Utility theory in neoclassical thought has always been subject to the criticism that it is nothing more than mere tautology. Utility is said to explain consumer behavior. But is utility itself observed? Or, if it cannot be observed, how is it operationalized? The answer generally is -- through observing consumer behavior. Thus the criteria for knowing both the explanans and the explandum are exactly the same. Hence, one cannot be said to explain the other. Samuelson expressed his concern on this question as follows:
Prior to the mid-1930s, utility theory showed signs of degenerating into a sterile tautology. Psychic utility or satisfaction could scarcely be defined, let alone measured...Just as we can cancel two from the ratio of even numbers, so one could use Occam's razor to cut utility completely from the argument, ending up with the fatuity: people do what they do. (Samuelson, 1972)
(Samuelson, believed that he his theory of revealed preference "cut utility completely from the argument"without generating a tautology. I'm not so sure. That can be revisited perhaps elsewhere)
In considering the issue of the tautological character of utility, I was struck recently by Mark Blaug's take on the concept. In discussing the problems that utility theory attracts by making it the 'explanation' (his quotes) of consumer behavior, he proposes a solution. The key to understanding utility correctly, he claims, is to recognize its different usage in the theory of consumer behavior and in welfare economics. In the former, it does not "explain" choices, it only describes them:
In the theory of consumer behavior, utility is a quantity that it is useful to regard the individual as maximizing in the interpretation and prediction of behavior. A utility function is nothing more than a way of describing an individual's preferences between various real and hypothetical alternatives. Such a function no more 'explains' an individual's choices than a production-transformation curve 'explains' the state of technology. (Blaug 353)
So a utility function is not intended to explain. It merely describes. However, says, Blaug, matters change when we turn to welfare economics. There, utility does indeed have some kind of independent ontological existence. It is a quantity that must be maximized for people to be better off.
In welfare economics, however, utility is a quantity that 'should' be maximized or that society 'should' help him to maximize. Here, utility is indeed a quantitative concept, whereas in theory of consumer behavior it is strictly speaking no quantity at all but simply a choice indicator....As soon as this distinction is firmly grasped, most of the criticism that was leveled against utility theory as a theory of consumer behavior falls to the ground.
I find it difficult to be as sanguine as is Blaug on this question. Welfare economics is predicated (in part) on the theory of consumer behavior. The former could not exist without the latter. If utility has no separate ontological existence apart from its manifestation in consumer behavior, then how does it suddenly acquire such existence when we move to the realm of welfare economics?

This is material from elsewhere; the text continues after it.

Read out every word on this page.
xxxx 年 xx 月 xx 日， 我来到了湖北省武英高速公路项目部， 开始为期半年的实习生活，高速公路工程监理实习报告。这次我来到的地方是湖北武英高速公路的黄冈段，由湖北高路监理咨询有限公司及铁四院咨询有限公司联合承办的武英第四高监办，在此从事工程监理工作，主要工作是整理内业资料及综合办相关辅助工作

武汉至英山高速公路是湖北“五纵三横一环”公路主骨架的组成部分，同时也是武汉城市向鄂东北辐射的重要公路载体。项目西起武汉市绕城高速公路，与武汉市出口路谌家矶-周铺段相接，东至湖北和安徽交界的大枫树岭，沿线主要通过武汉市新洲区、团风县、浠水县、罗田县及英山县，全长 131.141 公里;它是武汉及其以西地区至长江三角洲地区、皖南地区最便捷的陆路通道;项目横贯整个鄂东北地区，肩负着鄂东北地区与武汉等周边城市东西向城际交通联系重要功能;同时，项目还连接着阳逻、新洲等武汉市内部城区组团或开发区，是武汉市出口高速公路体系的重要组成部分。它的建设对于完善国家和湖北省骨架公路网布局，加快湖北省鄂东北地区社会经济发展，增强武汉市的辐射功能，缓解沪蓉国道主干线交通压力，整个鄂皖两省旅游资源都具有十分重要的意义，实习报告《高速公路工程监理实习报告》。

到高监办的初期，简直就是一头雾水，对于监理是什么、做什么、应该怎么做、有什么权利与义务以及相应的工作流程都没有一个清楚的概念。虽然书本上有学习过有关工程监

And if it doesn't, then how does welfare economics acquire any content? Welfare economics relies on a concept of consumer welfare defined in terms of maximization of utility (given budget constraints). To say that consumer surplus (for example) is greatest under competitive conditions is to say that the consumer would lose utility under monopolistic conditions. But if utility merely describes or interprets behavior, then there is nothing to be gained or lost. Blaug's solution, though seemingly saving a theory of consumer behavior from the "tautology" critique, appears to do no such thing for welfare economics. Without such a solution, welfare economics has no foundation.
It is possible that I am reading Blaug incorrectly, however. The problem is his bouncing back and forth between the terms "behavior" "choices" and "preferences." Which is it that utility describes? His clearest statement is the last, i.e., preferences (though he also uses the other two). If, indeed, a utility function is a means for describing preferences, then, in Blaug's view, the utility function does explain behavior -- just not the preferences themselves (which it merely describes).
But then we run back into the problem stated at the outset. How do we operationalize those preferences absent behavior? Blaug provides no answer. In which case it cannot be said to explain behavior; in which case it is a poor theory of behavior -- and, even more so, of welfare.
No doubt I am oversimiplifying the matter in countless ways, and therefore many objections can be made. I'd welcome discussion of them (or I will raise them in another post).